这句话,要是换别人对尹仁说,他一拳头能够把人锤到月球上去。
偏偏说这话的人,是薛定邦。是细心为他拍打掉大部分尘土的薛定邦,是为他整理好发型的薛定邦,是为他遮盖肩膀衣物破损的薛定邦。
是过去的三十年以来,不管尹仁怎么落魄,怎么糟糕,都为尹仁掩盖的薛定邦。就像是掩盖着价格不菲的华贵衣物上,那一个破损的洞一样。
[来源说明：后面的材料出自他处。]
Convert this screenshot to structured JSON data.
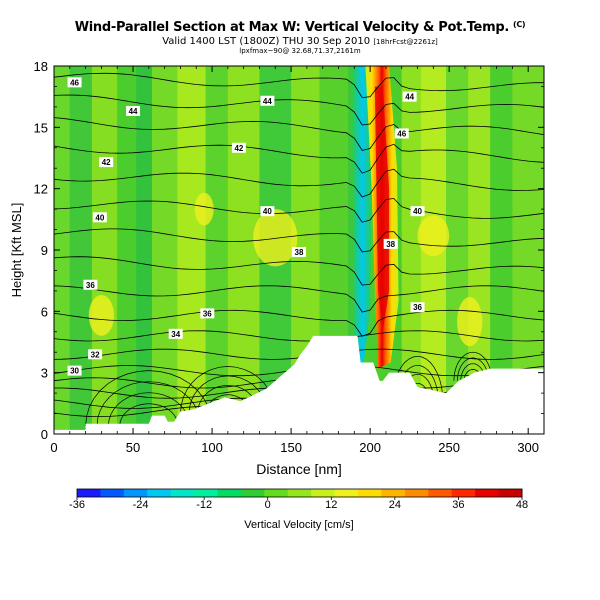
{
  "header": {
    "title": "Wind-Parallel Section at Max W: Vertical Velocity & Pot.Temp.",
    "copyright": "(C)",
    "valid_prefix": "Valid 1400 LST (1800Z) THU 30 Sep 2010",
    "forecast_tag": "[18hrFcst@2261z]",
    "subline": "lpxfmax~90@ 32.68,71.37,2161m"
  },
  "chart_data": {
    "type": "heatmap",
    "xlabel": "Distance [nm]",
    "ylabel": "Height [Kft MSL]",
    "xlim": [
      0,
      310
    ],
    "ylim": [
      0,
      18
    ],
    "xticks": [
      0,
      50,
      100,
      150,
      200,
      250,
      300
    ],
    "yticks": [
      0,
      3,
      6,
      9,
      12,
      15,
      18
    ],
    "colorbar": {
      "label": "Vertical Velocity [cm/s]",
      "ticks": [
        -36,
        -24,
        -12,
        0,
        12,
        24,
        36,
        48
      ],
      "colors": [
        "#1a1aff",
        "#005aff",
        "#0096ff",
        "#00c8f0",
        "#00e6c8",
        "#00f0a0",
        "#00dc64",
        "#32cd32",
        "#64dc1e",
        "#96e61e",
        "#c8f01e",
        "#f0f01e",
        "#ffdc00",
        "#ffb400",
        "#ff8c00",
        "#ff5a00",
        "#ff2800",
        "#e60000",
        "#c80000"
      ]
    },
    "series": [
      {
        "name": "Vertical Velocity",
        "unit": "cm/s",
        "range": [
          -36,
          48
        ],
        "features": [
          {
            "description": "updraft core",
            "x": 208,
            "value": 48
          },
          {
            "description": "downdraft",
            "x": 196,
            "value": -12
          }
        ]
      },
      {
        "name": "Potential Temperature",
        "contour_levels": [
          30,
          32,
          34,
          36,
          38,
          40,
          42,
          44,
          46
        ],
        "labels": [
          {
            "text": "46",
            "x": 13,
            "y": 17.2
          },
          {
            "text": "44",
            "x": 50,
            "y": 15.8
          },
          {
            "text": "44",
            "x": 135,
            "y": 16.3
          },
          {
            "text": "44",
            "x": 225,
            "y": 16.5
          },
          {
            "text": "46",
            "x": 220,
            "y": 14.7
          },
          {
            "text": "42",
            "x": 33,
            "y": 13.3
          },
          {
            "text": "42",
            "x": 117,
            "y": 14.0
          },
          {
            "text": "40",
            "x": 29,
            "y": 10.6
          },
          {
            "text": "40",
            "x": 135,
            "y": 10.9
          },
          {
            "text": "40",
            "x": 230,
            "y": 10.9
          },
          {
            "text": "38",
            "x": 155,
            "y": 8.9
          },
          {
            "text": "38",
            "x": 213,
            "y": 9.3
          },
          {
            "text": "36",
            "x": 23,
            "y": 7.3
          },
          {
            "text": "36",
            "x": 97,
            "y": 5.9
          },
          {
            "text": "36",
            "x": 230,
            "y": 6.2
          },
          {
            "text": "34",
            "x": 77,
            "y": 4.9
          },
          {
            "text": "32",
            "x": 26,
            "y": 3.9
          },
          {
            "text": "30",
            "x": 13,
            "y": 3.1
          }
        ]
      }
    ]
  }
}
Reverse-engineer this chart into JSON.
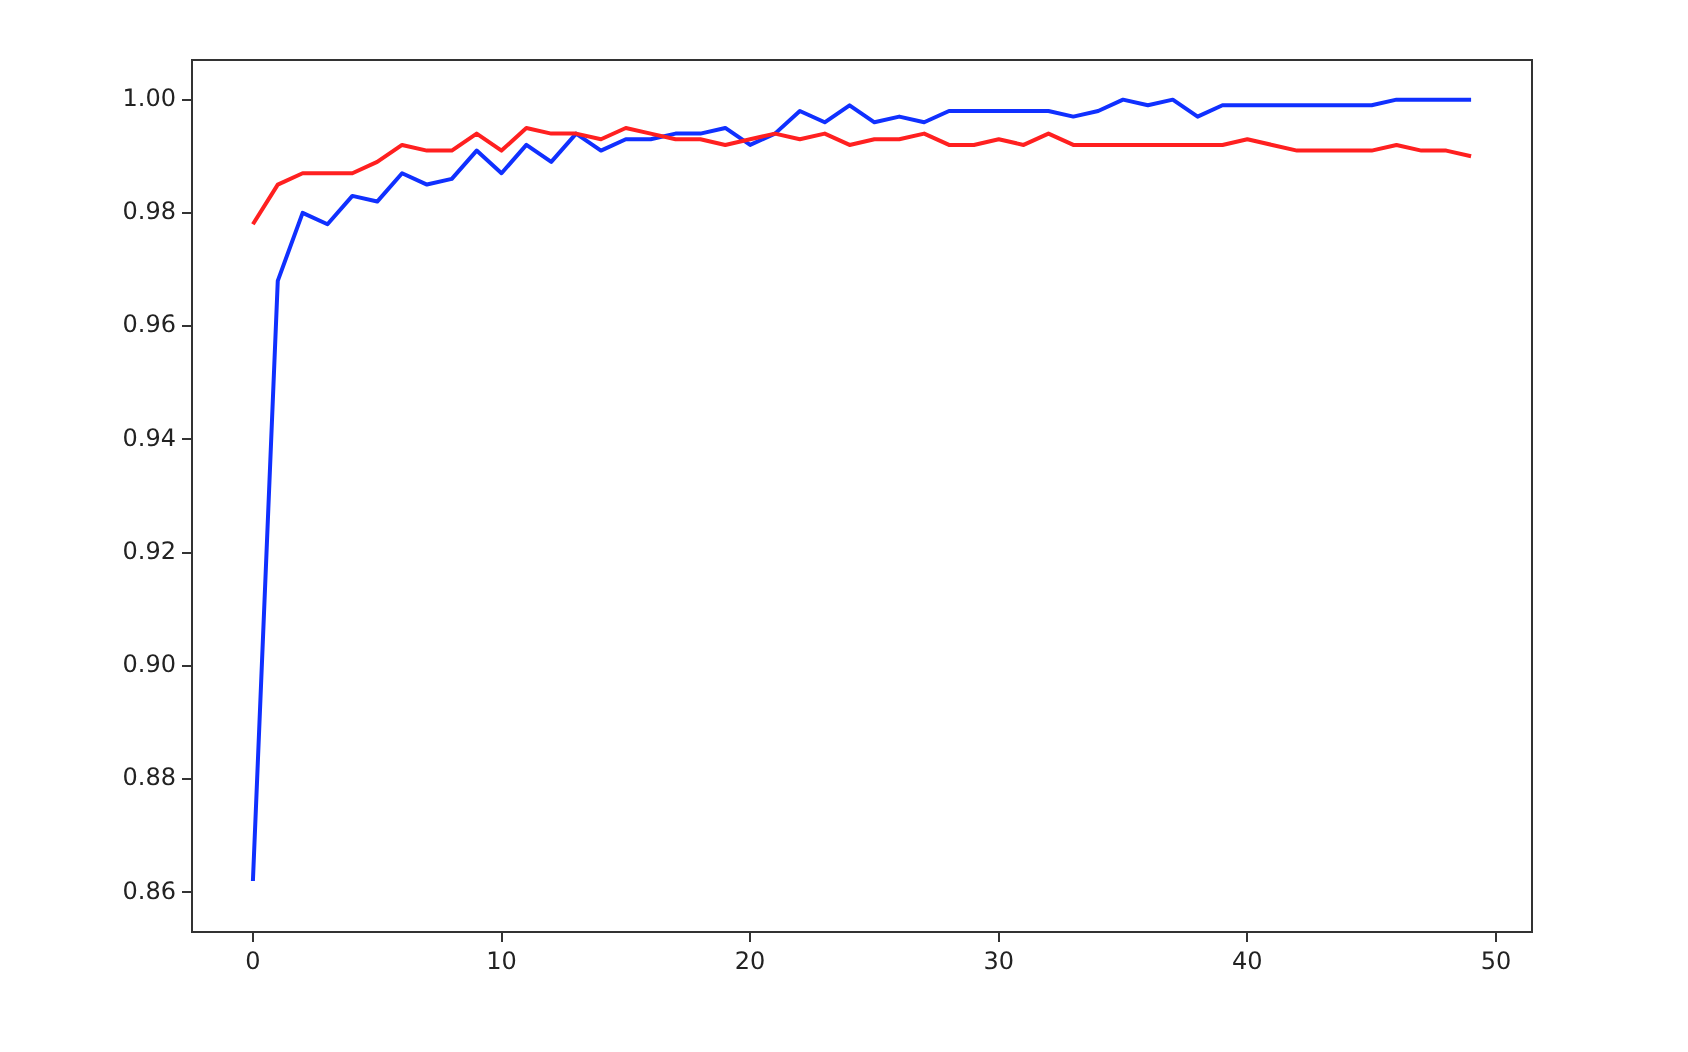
{
  "chart_data": {
    "type": "line",
    "x": [
      0,
      1,
      2,
      3,
      4,
      5,
      6,
      7,
      8,
      9,
      10,
      11,
      12,
      13,
      14,
      15,
      16,
      17,
      18,
      19,
      20,
      21,
      22,
      23,
      24,
      25,
      26,
      27,
      28,
      29,
      30,
      31,
      32,
      33,
      34,
      35,
      36,
      37,
      38,
      39,
      40,
      41,
      42,
      43,
      44,
      45,
      46,
      47,
      48,
      49
    ],
    "series": [
      {
        "color": "#ff2020",
        "values": [
          0.978,
          0.985,
          0.987,
          0.987,
          0.987,
          0.989,
          0.992,
          0.991,
          0.991,
          0.994,
          0.991,
          0.995,
          0.994,
          0.994,
          0.993,
          0.995,
          0.994,
          0.993,
          0.993,
          0.992,
          0.993,
          0.994,
          0.993,
          0.994,
          0.992,
          0.993,
          0.993,
          0.994,
          0.992,
          0.992,
          0.993,
          0.992,
          0.994,
          0.992,
          0.992,
          0.992,
          0.992,
          0.992,
          0.992,
          0.992,
          0.993,
          0.992,
          0.991,
          0.991,
          0.991,
          0.991,
          0.992,
          0.991,
          0.991,
          0.99
        ]
      },
      {
        "color": "#1030ff",
        "values": [
          0.862,
          0.968,
          0.98,
          0.978,
          0.983,
          0.982,
          0.987,
          0.985,
          0.986,
          0.991,
          0.987,
          0.992,
          0.989,
          0.994,
          0.991,
          0.993,
          0.993,
          0.994,
          0.994,
          0.995,
          0.992,
          0.994,
          0.998,
          0.996,
          0.999,
          0.996,
          0.997,
          0.996,
          0.998,
          0.998,
          0.998,
          0.998,
          0.998,
          0.997,
          0.998,
          1.0,
          0.999,
          1.0,
          0.997,
          0.999,
          0.999,
          0.999,
          0.999,
          0.999,
          0.999,
          0.999,
          1.0,
          1.0,
          1.0,
          1.0
        ]
      }
    ],
    "xlim": [
      -2.45,
      51.45
    ],
    "xticks": [
      0,
      10,
      20,
      30,
      40,
      50
    ],
    "ylim": [
      0.853,
      1.007
    ],
    "yticks": [
      {
        "value": 0.86,
        "label": "0.86"
      },
      {
        "value": 0.88,
        "label": "0.88"
      },
      {
        "value": 0.9,
        "label": "0.90"
      },
      {
        "value": 0.92,
        "label": "0.92"
      },
      {
        "value": 0.94,
        "label": "0.94"
      },
      {
        "value": 0.96,
        "label": "0.96"
      },
      {
        "value": 0.98,
        "label": "0.98"
      },
      {
        "value": 1,
        "label": "1.00"
      }
    ],
    "grid": false,
    "legend": false,
    "marker": "none",
    "line_style": "solid"
  }
}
在被家里断了经济来源之后,尹仁还能够维持他公子哥的做派,维持事务所的运转,维持那虚伪荣耀之中的、脆弱不堪一击的、浮于表面光鲜亮丽……
都是因为——有为他遮掩的薛定邦。
浴室里,温热的水流从头淋下,冲刷出来不少红土。尹仁抹了一把脸,感觉手上的伤口有些刺痛。
“定邦好久没给哥搓背了啊!”尹仁舒服得仰起头,轻声喟叹,“你这手艺,那可真是,一点都没有落下啊!在家里常给咱爸搓背,练的吧?”